The lawsuit came five days after Democratic Michigan Attorney General Dana Nessel announced she was reopening her office's investigation into the Republican electors.

Nessel previously referred the matter to federal prosecutors. But she cited new documents released by a U.S. House committee and said there was "clear evidence to support charges" against the group of Republicans who signed a document that was submitted to the National Archives and was intended to help Trump supporters challenge his loss to Biden.

"I think that type of activity can't go without any consequences," Nessel said.

Republicans have accused Nessel of playing politics with the electors investigation. And some of the GOP electors have said they didn't know what they were signing when they met in the basement of state Republican Party headquarters on Dec. 14, 2020. The Republican convening came the same day the state's true electors were gathering in the state Capitol.

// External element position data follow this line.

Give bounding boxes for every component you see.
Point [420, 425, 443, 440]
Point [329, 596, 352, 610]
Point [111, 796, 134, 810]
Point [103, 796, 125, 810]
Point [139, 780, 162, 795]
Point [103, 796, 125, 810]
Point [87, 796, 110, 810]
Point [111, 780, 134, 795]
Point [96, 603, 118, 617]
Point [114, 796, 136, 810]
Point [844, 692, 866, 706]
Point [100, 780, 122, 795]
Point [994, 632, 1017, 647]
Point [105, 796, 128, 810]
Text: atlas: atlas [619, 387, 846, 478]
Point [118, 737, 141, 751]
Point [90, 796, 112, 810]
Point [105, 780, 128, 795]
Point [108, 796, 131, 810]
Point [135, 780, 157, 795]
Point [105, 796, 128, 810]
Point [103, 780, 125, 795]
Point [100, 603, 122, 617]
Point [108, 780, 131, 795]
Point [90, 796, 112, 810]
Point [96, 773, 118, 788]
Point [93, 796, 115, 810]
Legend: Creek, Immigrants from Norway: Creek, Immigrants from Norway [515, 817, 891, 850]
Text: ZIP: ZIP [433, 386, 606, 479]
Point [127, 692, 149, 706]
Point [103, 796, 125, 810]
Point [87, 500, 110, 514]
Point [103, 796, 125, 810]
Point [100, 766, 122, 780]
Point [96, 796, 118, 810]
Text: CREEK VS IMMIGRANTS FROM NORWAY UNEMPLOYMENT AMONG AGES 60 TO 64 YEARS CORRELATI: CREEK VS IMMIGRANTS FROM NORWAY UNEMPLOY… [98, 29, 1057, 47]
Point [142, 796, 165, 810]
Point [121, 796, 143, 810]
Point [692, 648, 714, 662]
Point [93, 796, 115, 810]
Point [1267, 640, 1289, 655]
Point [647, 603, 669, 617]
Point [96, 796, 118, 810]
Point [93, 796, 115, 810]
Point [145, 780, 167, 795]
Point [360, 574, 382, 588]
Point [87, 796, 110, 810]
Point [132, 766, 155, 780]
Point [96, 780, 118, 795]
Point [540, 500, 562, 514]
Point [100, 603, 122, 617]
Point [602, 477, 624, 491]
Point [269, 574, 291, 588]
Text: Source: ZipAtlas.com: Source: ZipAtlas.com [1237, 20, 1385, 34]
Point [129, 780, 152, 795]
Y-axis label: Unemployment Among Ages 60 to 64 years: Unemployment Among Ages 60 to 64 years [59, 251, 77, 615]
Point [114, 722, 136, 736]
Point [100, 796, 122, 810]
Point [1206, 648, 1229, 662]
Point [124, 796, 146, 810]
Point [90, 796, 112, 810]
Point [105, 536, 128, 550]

One Republican elector, Michele Lundgren of Detroit, has said she thought she was merely putting her name on a sign-in sheet.

But the new lawsuit contended the Republicans' "scheme attempted to subvert the sacred right of qualified voters in Michigan, enshrined in the state Constitution, to have their votes counted."

The GOP electors violated multiple criminal laws, including state laws against election law forgery and obstructing or attempting to obstruct "any elector in the exercise" of their duties, according to the Democratic suit.